Lucy and Maisie approached the house. As they walked up the path, the door was opened and another girl stood silently in the doorway.
'Gloria,' said Maisie, hastening ahead. 'This is Lucy. I met her at the church. Pastor Michael thought you might like to meet her.'
Gloria looked solemnly at the stranger. Blonde looked at blonde. Their eyes met, blue on blue and there was electricity in the air.
'Hello, Gloria,' said the strange girl, Lucy. She was tired and dirty, but she smiled bravely.
Gloria held out her hand and Lucy took it. The two girls walked into the house together and went straight into the parlour, shutting the door. Maisie went to the kitchen and put the kettle on, explaining to her mother that they had a visitor and she was with Gloria.
'Nice cup of tea will set them both right,' said Beatrice, when Maisie had finished telling her about Lucy. 'God love us, someone out there stealing babies - it's horrible!'
Lucy and Gloria were sitting close together, their blonde heads almost touching when Maisie arrived with a pot of tea and cups on a tray. The girls looked up, blue eyes tear-filled.
'She was just telling me about Stephen,' whispered Lucy.
'Lucy told me about Charlie,' whispered Gloria. They sat, hand in hand, looking at Maisie, who was starting feel a little teary herself. She pulled herself together.
'Here's a nice cup of tea for you both. Lucy, I thought I would make you up a bed in Gloria's room - how does that sound?'
'That would be nice, thank you,' replied Lucy, still keeping a firm hold on Gloria's hand.
Maisie walked back to the kitchen still stunned. Her mother was peeling potatoes and Maisie picked up a knife to help.
'You're never going to guess what I've just seen, Ma,' she said as the peel came away from the white potato. 'Gloria is talking.'
Beatrice looked at Maisie in astonishment.
'She's not!' she stammered. 'How wonderful!'
So confused was the dear mother that the peelings went into the potato pot. Both women laughed and set about fishing them out.
Meanwhile the two young girls sat in the parlour and talked long into the night. That night Gloria didn't take her medicine, and she didn't sleepwalk either. Lucy slept in a put-you-up on the floor of Gloria's room, but some way through the night she got up and quietly crept into Gloria's bed, lying with one arm around her new friend. Gloria felt the movement and turned, put her arm around Lucy and they slept like children, entwined, right through the night.

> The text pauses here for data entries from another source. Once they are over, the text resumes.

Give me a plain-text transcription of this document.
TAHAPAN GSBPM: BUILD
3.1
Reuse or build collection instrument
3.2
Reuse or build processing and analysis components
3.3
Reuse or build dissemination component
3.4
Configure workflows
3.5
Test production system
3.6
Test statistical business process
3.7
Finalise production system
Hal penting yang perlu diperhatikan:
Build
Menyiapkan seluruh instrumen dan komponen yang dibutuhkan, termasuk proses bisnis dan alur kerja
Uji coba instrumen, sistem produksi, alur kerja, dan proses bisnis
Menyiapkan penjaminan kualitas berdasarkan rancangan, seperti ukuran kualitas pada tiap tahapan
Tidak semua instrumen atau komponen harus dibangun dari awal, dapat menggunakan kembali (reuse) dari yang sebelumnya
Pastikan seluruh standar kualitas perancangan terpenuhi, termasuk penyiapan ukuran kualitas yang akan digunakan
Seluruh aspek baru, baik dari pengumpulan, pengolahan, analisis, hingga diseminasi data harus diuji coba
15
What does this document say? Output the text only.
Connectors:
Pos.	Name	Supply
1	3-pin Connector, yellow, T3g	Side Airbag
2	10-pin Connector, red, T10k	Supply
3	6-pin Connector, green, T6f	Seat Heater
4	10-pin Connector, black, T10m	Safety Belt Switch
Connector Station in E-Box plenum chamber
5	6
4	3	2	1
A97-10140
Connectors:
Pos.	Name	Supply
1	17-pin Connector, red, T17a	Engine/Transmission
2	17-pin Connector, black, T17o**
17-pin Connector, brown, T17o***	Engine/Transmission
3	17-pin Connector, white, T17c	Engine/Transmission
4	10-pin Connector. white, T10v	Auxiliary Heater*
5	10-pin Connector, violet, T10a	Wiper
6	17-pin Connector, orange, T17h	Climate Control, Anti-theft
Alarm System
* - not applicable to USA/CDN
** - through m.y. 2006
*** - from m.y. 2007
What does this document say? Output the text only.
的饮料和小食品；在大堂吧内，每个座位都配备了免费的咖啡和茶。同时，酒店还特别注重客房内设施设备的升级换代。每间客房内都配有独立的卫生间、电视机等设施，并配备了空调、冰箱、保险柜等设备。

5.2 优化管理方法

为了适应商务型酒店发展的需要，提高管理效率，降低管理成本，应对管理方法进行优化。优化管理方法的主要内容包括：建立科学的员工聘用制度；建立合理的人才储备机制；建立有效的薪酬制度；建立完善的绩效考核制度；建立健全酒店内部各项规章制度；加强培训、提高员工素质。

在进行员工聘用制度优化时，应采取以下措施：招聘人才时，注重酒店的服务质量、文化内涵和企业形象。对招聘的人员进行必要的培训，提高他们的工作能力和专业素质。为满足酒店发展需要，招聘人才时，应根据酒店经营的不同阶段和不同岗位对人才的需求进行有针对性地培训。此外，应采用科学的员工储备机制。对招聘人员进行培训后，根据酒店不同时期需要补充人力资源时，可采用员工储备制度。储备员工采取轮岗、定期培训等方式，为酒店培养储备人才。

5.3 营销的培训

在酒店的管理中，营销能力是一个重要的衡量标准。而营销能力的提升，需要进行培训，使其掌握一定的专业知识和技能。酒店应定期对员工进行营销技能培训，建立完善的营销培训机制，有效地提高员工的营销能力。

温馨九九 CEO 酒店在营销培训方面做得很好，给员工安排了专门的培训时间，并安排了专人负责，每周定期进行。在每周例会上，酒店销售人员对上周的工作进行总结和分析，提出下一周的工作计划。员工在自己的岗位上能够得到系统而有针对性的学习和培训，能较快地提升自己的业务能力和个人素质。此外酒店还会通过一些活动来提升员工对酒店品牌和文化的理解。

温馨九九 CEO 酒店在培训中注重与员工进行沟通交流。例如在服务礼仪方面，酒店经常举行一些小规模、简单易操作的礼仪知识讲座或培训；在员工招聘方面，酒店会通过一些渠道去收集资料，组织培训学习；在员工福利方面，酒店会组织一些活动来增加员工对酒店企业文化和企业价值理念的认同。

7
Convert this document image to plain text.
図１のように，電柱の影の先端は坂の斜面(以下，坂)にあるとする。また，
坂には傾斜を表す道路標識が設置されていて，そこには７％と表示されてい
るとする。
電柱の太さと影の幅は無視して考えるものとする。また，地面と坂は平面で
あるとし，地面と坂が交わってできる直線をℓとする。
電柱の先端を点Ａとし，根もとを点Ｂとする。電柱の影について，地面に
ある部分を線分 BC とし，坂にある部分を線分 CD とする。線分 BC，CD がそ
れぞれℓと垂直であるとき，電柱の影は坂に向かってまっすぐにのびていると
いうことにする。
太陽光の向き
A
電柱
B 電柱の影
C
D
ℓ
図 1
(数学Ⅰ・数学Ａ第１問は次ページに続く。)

No one could explain it. The initial spark of electricity between the two bereaved young mothers seemed to have fused them together. Not only were they never apart from that moment on, but they were stronger. Gloria and Lucy became one functioning unit, speaking for each other and working side by side.
Slowly Gloria started to get her colour back. She and Lucy bathed together, Lucy washed Gloria's beautiful blonde hair and brushed it to shining dryness in the afternoon sunshine. Lucy prompted Gloria to eat, and gradually Gloria started to enjoy her meals again. When they were both stronger, they worked out in the fields with Brian, the girls and the labourers, and they both filled out and benefited from the fresh air and exercise.
James Jenkins watched the girls as they worked side by side. He was a young lad of eighteen, working the farm in preference to staffing his father's hotel in town. Tall and blond with an easy grin, James was the strong silent type and completely devoted to the Dennis family. Each of the girls held a special place in his heart, but he had yearned for Gloria since they were children together. He watched her grow, meet the stranger Mantell, fall in love and marry. He was at the church the day Gloria and Philip exchanged vows, and he raised a glass of ale to them that evening. Never once, in all their years together, did James ever give Gloria the slightest hint of his feelings. Once she met Mantell there was no right time anyway, it would have been totally improper of him to approach a betrothed or married woman. Since the marriage collapsed and Stephen's disappearance, James was equally reticent, reasoning that the poor girl had enough on her plate without one of the farm workers throwing himself at her.
Now, as he worked he marvelled at the change in Gloria since the new girl, Lucy had arrived. She had some life back in her. Brian and Beatrice said she was talking again, albeit briefly, and she was getting some of her old energy back. But Gloria now went nowhere without Lucy and Lucy was equally tied to Gloria. Nobody understood the special bond between the two girls. They had both lost babies, granted, but they met as complete strangers and bonded in an instant of electricity. Instead of crying together in corners, they were preparing to take on the world - but always together, Lucy and Gloria came as a package now.